Opinion
November, 1907.
Otto J. Kalt, for appellant.
Charles Stein, for respondent.
After plaintiff submitted all his proof in support of his claim for brokerage commissions, his complaint was dismissed upon "the ground that no cause of action has been made out." It is well settled that upon such a dismissal plaintiff is entitled "to the most favorable inferences deducible from the evidence". Plaintiff's authority to sell is in the following language: "I hereby authorize you to sell the above property for me and agree to pay you the usual commission." This paper was signed by defendant's brother, whose acts were fully ratified by the defendant.

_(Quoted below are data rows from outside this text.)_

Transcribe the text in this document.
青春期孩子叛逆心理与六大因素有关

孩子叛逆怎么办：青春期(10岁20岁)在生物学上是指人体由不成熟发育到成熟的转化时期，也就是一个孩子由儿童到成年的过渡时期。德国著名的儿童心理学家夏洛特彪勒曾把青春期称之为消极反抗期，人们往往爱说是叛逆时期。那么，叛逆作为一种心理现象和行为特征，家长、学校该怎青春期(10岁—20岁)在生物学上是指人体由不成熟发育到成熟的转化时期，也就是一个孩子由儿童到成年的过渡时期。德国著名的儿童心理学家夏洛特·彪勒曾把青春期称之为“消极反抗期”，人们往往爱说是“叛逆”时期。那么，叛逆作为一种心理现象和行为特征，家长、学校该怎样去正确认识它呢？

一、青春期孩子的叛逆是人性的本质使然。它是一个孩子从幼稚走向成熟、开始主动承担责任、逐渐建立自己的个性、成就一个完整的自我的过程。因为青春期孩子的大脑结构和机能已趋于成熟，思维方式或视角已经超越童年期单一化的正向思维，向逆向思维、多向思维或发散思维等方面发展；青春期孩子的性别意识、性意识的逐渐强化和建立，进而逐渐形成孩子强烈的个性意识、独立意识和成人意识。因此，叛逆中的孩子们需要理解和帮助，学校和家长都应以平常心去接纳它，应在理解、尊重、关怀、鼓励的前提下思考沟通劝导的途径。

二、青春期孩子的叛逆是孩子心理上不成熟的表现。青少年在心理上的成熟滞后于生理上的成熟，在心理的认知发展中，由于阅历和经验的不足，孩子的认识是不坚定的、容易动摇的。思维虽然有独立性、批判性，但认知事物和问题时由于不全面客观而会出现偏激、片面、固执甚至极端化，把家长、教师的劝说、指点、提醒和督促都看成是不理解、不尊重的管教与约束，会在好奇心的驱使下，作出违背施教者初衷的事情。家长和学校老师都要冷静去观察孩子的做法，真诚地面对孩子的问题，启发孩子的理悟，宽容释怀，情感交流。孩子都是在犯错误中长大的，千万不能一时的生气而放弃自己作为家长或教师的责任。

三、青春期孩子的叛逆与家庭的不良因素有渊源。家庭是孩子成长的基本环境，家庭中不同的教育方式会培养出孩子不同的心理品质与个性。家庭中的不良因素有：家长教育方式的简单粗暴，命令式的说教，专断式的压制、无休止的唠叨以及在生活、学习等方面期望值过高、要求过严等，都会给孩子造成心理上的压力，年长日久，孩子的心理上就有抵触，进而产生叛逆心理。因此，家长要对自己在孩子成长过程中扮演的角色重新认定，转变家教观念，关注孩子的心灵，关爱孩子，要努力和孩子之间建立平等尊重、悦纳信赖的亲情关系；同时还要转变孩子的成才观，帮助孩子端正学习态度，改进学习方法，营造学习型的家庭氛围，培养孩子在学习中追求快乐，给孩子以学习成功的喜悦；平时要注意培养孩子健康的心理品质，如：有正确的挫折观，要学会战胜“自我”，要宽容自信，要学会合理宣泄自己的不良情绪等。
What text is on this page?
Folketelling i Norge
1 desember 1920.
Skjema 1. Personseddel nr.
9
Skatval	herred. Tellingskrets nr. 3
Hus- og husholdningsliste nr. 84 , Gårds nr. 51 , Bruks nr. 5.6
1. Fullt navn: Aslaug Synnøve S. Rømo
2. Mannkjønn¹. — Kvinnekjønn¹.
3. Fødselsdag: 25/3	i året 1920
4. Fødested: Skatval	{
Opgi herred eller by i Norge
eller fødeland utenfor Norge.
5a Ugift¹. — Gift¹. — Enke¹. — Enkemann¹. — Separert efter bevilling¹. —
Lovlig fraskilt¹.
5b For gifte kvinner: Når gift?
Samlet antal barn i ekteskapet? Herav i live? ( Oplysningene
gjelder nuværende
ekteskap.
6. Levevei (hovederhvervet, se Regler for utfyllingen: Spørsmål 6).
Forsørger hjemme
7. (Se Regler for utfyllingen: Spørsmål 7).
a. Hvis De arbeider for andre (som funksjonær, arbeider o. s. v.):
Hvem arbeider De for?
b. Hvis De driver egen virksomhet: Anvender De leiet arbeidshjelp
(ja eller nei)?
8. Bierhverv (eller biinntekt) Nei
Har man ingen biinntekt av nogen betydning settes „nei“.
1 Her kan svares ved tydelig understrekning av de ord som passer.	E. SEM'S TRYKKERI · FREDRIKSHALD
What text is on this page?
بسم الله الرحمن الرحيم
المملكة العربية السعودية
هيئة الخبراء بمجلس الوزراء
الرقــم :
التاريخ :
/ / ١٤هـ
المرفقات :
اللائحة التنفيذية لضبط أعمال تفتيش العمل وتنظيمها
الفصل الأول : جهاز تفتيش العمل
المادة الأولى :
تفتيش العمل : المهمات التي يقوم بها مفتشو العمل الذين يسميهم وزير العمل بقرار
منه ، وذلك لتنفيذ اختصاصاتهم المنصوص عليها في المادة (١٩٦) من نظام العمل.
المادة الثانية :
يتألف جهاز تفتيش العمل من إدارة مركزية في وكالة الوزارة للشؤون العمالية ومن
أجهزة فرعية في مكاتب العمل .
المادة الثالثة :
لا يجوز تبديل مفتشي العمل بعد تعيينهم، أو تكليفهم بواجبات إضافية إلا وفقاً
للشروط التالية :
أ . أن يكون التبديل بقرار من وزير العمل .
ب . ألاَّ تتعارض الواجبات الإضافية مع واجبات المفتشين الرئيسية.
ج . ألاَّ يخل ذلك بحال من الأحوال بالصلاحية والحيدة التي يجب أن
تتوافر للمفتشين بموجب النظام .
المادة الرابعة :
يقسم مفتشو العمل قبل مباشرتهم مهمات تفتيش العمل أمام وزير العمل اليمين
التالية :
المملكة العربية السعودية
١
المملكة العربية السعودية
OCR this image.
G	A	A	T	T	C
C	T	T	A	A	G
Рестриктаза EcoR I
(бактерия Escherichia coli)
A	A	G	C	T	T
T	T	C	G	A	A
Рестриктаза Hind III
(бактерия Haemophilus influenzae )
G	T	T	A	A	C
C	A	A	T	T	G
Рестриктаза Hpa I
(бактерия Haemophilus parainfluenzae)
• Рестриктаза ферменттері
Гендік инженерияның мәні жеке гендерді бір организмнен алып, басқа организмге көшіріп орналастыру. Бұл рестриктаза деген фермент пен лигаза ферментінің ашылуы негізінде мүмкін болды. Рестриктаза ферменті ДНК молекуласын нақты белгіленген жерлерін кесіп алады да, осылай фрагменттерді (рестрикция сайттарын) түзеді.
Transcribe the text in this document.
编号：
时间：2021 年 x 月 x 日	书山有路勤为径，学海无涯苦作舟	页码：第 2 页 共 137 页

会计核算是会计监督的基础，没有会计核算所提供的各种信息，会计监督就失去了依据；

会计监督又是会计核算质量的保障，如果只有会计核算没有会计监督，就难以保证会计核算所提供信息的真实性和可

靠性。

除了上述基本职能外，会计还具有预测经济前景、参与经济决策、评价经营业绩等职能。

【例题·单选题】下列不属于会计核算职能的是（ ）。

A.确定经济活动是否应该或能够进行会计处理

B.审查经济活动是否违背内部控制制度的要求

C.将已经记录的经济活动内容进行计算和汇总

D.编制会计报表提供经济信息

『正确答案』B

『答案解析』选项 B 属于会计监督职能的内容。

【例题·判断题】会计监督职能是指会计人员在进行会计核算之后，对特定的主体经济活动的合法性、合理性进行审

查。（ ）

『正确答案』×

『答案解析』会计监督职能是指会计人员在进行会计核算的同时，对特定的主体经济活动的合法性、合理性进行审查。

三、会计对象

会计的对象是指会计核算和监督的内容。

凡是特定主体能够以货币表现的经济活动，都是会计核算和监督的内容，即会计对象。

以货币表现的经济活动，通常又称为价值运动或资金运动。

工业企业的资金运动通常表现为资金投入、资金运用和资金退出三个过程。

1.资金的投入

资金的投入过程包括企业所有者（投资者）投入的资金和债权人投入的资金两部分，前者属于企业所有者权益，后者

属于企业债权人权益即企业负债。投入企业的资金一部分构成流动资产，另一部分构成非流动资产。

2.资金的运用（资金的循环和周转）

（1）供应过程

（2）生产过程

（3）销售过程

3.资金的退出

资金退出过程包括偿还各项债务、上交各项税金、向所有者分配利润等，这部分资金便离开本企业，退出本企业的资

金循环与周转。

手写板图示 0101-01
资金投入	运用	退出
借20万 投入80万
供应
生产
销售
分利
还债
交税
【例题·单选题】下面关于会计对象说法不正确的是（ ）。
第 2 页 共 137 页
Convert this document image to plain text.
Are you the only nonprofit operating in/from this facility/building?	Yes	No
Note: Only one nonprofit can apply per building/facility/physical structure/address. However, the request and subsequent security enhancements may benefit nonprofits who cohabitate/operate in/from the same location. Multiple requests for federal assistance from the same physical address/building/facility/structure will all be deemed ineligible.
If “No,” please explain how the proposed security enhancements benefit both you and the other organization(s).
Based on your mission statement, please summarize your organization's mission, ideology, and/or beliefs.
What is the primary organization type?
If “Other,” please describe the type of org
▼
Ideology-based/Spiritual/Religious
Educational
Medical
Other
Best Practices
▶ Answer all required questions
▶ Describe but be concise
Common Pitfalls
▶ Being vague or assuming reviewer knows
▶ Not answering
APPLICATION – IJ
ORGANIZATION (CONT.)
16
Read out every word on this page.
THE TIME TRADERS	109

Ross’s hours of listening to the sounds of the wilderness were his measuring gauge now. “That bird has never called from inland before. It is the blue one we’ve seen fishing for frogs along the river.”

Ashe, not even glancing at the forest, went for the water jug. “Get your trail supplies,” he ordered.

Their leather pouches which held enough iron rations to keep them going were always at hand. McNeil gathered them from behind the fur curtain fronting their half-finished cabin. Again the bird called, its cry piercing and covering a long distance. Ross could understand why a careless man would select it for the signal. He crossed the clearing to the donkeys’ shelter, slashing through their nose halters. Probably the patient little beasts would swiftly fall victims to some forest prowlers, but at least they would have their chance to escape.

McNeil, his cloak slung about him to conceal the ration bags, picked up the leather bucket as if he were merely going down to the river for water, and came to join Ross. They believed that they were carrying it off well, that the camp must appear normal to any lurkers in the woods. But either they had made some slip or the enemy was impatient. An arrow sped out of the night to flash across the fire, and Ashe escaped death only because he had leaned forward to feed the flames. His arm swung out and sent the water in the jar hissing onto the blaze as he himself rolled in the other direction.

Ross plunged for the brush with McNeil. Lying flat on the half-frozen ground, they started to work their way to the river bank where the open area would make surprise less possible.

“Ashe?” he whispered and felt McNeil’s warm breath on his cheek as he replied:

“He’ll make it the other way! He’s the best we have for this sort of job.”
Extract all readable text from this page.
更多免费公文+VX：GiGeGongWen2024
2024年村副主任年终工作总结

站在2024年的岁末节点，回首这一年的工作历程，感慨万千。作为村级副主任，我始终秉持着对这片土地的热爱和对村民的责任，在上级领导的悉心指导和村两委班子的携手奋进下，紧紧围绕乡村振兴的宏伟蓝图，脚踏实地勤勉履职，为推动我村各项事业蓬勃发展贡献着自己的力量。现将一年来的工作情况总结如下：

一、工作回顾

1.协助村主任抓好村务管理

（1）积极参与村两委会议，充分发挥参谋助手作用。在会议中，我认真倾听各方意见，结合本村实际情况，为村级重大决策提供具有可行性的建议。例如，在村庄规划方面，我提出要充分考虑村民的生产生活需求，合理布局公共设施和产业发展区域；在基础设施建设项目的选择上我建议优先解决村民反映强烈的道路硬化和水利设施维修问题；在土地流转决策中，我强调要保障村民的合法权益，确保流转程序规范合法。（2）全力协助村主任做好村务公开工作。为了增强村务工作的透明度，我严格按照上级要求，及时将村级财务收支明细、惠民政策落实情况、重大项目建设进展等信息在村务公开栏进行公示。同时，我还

Above the authorization was a printed form containing the name of the plaintiff, the particulars of the property, the purchase price at $52,000, and that the annual rental was $5,325. The proof shows plaintiff's employment; the rendition of his services at the defendant's request; that he procured a purchaser ready, able and willing to buy on defendant's terms; that the purchaser was accepted; that the sale fell through because of defendant's misrepresentation as to the rental value of his property, the rent being $264 less than stated in the authorization to sell; and that the services were reasonably worth $495. More than this he was not required to prove. It appears that, although the original purchase price was fixed at $52,000, the defendant subsequently agreed to sell for $49,500 and to take in exchange as part payment a piece of property owned by the purchaser and valued at $14,000, and the remainder over and above the mortgages in cash. Not only were the terms accepted but the defendant caused contracts in duplicate to be prepared based on such terms. The contention of defendant, that plaintiff could only recover by producing a purchaser willing to buy at $52,000, is without merit. Southwick v. Swavienski, 114 A.D. 681. The refusal of the purchaser to complete because of defendant's misrepresentations as to the rental value cannot defeat the claim for commissions. Seidman v. Rauner, 51 Misc. 10; Putter v. Berger, 95 A.D. 62. Defendant cannot urge his own wrong and thus deprive the broker of the commissions earned by him. But for his misrepresentation as to the rental the contract of sale would have been signed. The plaintiff abundantly established that he produced a purchaser ready, willing and able to buy; and, instead of dismissing the complaint, judgment should have been awarded to him.
The judgment must be reversed and a new trial ordered, with costs to appellant to abide the event.
GILDERSLEEVE and LEVENTRITT, JJ., concur.
Judgment reversed and new trial ordered, with costs to appellant to abide event.